И в искусстве, и в мистическом видении прозрение смешано с вымыслом. Пушкин был поражен, почувствовав, что Татьяна отказала Онегину. Текст стал существом и диктовал автору. Но, с другой стороны, совершенно отрицать вымысел невозможно – ни в создании образа Татьяны, ни в стихийном конструировании образа Богородицы в видении мистика. Стигматы у Франциска (и всех последующих стигматиков) были не там, где гвозди пробили руки Христа, а там, где их рисуют на картинах (это доказано анатомически). Поэтому концепция загробной жизни художественных образов кажется мне скорее поэзией, чем правдой (т. е. она сама по себе есть символ чего-то трудно выразимого). Однако поэзия здесь местами чарующая. Особенно в том, что касается детского воображения, наделяющего игрушки жизнью. Об этом у Андреева в главе о стихиалях (духах стихий и животных):
«Еще более странным покажется то, что касается не живых зверей, а некоторых детских игрушек. Я имею в виду всем известных плюшевых мишек, зайцев и тому подобные безделушки. В детстве их любил каждый из нас, и каждый испытывал тоску и боль, когда начинал понимать, что это – не живые существа, а просто человеческие изделия. Но радость в том, что более правы не мы, а дети, свято верящие в живую природу игрушек и даже в то, что они могут говорить. Нашим высшим разумом мы могли бы в таких случаях наблюдать совершенно особый процесс творения. Сначала у такой игрушки нет ни эфирного и астрального тела, ни шельта, ни, само собой разумеется, монады. Но чем больше любим плюшевый медвежонок, чем больше изливается на него из детской души нежности и ласки, тем плотнее сосредоточивается в нем та тончайшая материя, из которой создается шельт. Постепенно он и в самом деле становится, создается, но ни эфирного, ни астрального тела у него нет, и потому физическое тело – игрушка – не может сделаться живым. Но когда игрушка, полностью насыщенная бессмертным шельтом, погибает в Энрофе, совершается божественный акт, и созданный шельт связывается с юной монадой, входящей в Шаданакар из Отчего лона. В Эрмастиге, среди душ высших животных, облеченных в астрал и эфир, появляется изумительное существо, для которого именно здесь должны быть созданы такие облачения. Существа эти поражают не красотой и, тем более, не величием, а той невыразимой трогательностью, какой размягчат наши суровые души вид зайчика или олененочка. В Эрмастиге эти существа тем прелестнее, что даже в соответствовавших им игрушках не было ни капли зла...» Оттуда они подымаются в Хангвиллу (звериный рай) (кн. 5, гл. 3).
Это, по меньшей мере, такая же художественная правда, как Винни Пух.
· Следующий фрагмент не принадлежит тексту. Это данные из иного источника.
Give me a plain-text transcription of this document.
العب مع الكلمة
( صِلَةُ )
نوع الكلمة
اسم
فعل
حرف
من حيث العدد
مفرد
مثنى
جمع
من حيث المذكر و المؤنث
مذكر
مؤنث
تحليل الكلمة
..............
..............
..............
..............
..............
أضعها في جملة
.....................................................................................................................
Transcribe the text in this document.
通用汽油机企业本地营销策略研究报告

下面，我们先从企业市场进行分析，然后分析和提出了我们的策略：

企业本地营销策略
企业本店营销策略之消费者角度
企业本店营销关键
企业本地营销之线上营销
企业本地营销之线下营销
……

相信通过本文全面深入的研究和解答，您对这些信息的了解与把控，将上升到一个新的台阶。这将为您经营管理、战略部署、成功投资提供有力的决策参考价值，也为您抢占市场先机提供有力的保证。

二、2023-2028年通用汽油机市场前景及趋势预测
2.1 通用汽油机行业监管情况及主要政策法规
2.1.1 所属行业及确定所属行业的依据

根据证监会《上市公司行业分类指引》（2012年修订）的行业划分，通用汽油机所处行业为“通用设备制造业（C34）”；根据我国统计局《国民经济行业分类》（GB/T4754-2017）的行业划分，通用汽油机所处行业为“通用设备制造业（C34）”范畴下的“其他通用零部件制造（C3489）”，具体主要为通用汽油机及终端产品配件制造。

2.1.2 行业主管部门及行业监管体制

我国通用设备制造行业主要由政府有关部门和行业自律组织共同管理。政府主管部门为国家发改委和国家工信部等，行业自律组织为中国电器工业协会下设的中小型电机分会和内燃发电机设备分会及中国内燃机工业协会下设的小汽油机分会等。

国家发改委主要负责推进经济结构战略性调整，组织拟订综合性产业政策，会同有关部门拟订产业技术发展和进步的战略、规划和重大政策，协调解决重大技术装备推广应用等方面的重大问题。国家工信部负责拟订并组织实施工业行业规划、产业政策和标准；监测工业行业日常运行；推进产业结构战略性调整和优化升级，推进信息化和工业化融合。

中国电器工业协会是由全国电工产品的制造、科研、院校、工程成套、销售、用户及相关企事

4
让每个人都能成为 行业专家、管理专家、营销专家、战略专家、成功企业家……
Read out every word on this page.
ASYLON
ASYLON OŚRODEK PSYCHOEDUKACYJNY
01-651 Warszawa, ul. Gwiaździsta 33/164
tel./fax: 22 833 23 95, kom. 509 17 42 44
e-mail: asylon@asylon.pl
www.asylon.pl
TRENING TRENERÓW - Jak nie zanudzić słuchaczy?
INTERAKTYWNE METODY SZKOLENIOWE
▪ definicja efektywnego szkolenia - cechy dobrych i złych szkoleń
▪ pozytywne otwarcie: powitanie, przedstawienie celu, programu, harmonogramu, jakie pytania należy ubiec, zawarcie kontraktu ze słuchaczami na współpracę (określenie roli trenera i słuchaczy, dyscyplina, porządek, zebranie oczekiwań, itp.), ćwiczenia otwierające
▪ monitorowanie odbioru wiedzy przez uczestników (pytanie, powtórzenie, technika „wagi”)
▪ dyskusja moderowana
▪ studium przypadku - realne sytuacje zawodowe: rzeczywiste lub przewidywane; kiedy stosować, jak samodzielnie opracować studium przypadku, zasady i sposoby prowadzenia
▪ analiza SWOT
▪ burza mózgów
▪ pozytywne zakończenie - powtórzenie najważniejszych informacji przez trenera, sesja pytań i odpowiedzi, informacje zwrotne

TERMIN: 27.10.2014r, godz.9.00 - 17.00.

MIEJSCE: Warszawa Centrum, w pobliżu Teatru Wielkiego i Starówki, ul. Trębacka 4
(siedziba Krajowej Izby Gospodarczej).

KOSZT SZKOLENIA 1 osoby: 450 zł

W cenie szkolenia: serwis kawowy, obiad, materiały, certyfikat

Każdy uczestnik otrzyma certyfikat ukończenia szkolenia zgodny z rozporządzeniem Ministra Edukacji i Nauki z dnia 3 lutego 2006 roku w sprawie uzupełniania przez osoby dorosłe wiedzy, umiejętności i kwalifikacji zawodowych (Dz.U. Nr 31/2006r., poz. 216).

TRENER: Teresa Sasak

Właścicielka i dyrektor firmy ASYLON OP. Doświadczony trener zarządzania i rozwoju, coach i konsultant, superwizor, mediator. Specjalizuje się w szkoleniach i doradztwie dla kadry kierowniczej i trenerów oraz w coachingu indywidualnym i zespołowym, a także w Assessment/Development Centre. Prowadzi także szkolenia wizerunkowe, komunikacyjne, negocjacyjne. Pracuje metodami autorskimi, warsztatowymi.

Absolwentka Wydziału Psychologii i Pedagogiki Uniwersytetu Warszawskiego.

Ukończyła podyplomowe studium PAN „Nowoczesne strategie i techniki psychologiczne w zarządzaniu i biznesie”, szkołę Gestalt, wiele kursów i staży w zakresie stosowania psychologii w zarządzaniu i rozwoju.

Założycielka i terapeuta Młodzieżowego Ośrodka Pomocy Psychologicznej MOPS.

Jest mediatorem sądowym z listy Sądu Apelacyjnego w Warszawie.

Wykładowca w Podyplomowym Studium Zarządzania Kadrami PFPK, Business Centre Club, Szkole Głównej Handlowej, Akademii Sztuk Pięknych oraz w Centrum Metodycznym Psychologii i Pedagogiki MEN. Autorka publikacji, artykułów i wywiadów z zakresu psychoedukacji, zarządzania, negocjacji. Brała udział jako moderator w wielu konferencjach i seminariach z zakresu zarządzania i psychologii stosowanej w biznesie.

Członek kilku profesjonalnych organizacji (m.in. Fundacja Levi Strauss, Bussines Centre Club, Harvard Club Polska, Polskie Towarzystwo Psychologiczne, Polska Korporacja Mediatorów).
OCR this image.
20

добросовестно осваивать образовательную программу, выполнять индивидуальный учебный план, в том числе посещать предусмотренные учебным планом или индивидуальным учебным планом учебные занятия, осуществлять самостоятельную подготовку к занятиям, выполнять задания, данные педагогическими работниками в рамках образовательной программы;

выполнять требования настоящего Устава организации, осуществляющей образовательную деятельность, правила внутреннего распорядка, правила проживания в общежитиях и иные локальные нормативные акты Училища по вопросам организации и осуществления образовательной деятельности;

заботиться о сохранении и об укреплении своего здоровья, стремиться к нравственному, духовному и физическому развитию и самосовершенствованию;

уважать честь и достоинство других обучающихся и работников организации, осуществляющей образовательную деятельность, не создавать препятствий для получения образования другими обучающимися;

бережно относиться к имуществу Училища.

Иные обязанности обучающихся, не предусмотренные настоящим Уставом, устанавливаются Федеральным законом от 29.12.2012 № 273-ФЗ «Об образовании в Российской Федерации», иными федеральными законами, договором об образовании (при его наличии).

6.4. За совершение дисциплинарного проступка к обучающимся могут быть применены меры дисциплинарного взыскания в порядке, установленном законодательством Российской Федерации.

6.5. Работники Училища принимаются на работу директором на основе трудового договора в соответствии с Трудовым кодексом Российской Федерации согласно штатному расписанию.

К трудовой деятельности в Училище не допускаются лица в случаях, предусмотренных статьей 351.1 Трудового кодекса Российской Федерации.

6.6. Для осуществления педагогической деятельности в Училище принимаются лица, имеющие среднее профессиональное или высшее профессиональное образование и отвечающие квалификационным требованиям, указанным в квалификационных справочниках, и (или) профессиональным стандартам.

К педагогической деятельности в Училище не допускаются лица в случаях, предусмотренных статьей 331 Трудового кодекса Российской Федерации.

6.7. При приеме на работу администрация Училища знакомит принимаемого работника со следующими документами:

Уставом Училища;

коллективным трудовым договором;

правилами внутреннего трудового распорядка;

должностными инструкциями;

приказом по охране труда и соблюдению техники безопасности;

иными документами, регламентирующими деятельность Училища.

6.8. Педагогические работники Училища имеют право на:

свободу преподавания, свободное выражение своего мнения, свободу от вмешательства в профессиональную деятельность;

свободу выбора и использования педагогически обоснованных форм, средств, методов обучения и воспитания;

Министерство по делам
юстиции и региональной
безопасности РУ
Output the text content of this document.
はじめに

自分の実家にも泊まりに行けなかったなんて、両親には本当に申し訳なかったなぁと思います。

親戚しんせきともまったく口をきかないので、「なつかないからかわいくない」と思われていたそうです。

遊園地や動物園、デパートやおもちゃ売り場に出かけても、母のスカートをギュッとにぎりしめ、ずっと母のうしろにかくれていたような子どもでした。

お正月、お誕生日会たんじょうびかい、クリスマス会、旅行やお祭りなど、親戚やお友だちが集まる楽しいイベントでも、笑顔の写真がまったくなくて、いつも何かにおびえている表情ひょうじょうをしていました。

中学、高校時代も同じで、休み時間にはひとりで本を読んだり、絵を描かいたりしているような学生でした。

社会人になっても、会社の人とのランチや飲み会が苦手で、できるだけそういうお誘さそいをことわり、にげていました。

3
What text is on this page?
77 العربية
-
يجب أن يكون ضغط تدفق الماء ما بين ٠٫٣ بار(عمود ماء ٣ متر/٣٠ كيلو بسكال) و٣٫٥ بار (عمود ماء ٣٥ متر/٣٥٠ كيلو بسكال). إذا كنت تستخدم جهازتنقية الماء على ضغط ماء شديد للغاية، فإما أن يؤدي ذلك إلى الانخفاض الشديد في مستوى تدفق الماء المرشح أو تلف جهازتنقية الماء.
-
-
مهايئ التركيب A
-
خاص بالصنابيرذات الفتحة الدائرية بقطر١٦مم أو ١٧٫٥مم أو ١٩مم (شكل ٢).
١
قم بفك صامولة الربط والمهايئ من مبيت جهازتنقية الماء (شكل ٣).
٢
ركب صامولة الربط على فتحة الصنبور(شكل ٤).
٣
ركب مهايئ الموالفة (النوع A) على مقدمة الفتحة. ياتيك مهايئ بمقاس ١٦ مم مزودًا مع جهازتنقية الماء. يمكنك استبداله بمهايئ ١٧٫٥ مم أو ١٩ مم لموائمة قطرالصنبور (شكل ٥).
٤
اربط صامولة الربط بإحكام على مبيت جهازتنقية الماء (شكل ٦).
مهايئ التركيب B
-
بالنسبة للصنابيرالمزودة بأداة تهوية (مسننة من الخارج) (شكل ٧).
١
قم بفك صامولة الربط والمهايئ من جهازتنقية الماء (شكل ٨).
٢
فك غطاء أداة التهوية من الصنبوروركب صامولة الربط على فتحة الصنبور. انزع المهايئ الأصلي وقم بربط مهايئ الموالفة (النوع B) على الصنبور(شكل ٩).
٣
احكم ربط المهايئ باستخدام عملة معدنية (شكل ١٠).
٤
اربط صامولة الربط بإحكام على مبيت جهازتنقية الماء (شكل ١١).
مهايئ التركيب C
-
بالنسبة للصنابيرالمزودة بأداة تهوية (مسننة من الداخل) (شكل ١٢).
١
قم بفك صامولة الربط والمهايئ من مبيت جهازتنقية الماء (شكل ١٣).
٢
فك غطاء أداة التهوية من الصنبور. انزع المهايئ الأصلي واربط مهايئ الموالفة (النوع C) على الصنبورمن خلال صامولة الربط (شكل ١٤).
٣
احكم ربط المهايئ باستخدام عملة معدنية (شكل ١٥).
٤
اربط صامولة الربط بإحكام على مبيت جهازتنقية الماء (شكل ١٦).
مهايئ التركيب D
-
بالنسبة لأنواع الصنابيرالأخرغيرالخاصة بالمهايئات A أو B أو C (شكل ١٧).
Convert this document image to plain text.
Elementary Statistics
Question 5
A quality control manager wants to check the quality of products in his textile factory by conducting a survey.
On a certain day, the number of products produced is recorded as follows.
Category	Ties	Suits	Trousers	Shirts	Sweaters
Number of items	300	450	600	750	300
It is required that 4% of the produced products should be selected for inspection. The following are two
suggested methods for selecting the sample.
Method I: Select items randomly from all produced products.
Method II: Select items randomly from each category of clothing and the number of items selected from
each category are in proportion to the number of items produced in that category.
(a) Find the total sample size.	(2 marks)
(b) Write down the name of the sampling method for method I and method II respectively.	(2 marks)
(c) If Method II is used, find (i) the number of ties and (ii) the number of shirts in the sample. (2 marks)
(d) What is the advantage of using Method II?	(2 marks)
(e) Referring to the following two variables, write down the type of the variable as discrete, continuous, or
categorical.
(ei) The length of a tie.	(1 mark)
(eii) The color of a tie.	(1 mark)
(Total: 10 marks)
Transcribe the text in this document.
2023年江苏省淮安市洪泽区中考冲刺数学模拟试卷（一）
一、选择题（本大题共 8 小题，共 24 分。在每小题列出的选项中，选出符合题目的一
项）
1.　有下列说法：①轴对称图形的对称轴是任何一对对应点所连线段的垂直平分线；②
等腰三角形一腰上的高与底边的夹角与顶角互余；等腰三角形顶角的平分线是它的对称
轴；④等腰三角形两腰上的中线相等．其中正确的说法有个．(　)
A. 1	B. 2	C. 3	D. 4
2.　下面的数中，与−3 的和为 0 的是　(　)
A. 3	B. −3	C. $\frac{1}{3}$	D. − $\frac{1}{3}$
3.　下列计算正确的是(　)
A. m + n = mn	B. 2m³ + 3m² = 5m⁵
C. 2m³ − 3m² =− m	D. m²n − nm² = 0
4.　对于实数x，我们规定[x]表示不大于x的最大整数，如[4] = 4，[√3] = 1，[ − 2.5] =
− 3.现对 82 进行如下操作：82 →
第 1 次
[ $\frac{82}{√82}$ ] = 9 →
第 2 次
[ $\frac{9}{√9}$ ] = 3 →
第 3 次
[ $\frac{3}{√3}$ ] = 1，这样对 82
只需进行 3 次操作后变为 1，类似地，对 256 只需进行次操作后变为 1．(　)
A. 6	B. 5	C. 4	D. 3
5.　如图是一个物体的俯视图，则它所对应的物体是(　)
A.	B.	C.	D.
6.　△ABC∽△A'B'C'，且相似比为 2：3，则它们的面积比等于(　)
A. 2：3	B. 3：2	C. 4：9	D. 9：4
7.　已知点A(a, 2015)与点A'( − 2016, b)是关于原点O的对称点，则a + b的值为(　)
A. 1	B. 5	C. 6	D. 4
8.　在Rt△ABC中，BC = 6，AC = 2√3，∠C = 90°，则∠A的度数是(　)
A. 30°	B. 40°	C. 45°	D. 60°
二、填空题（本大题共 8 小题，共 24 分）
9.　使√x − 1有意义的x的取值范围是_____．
Я чувствую некоторую правду и в том, как Андреев рисует отношения взрослых художников со своими созданиями, вызывающими ужас и отвращение: Гоголь, Достоевский, Толстой чувствуют свою отцовскую ответственность и стараются осуществить то, что на земле Гоголю так и не удалось во II и III частях «Мертвых душ»: преобразить злодеев.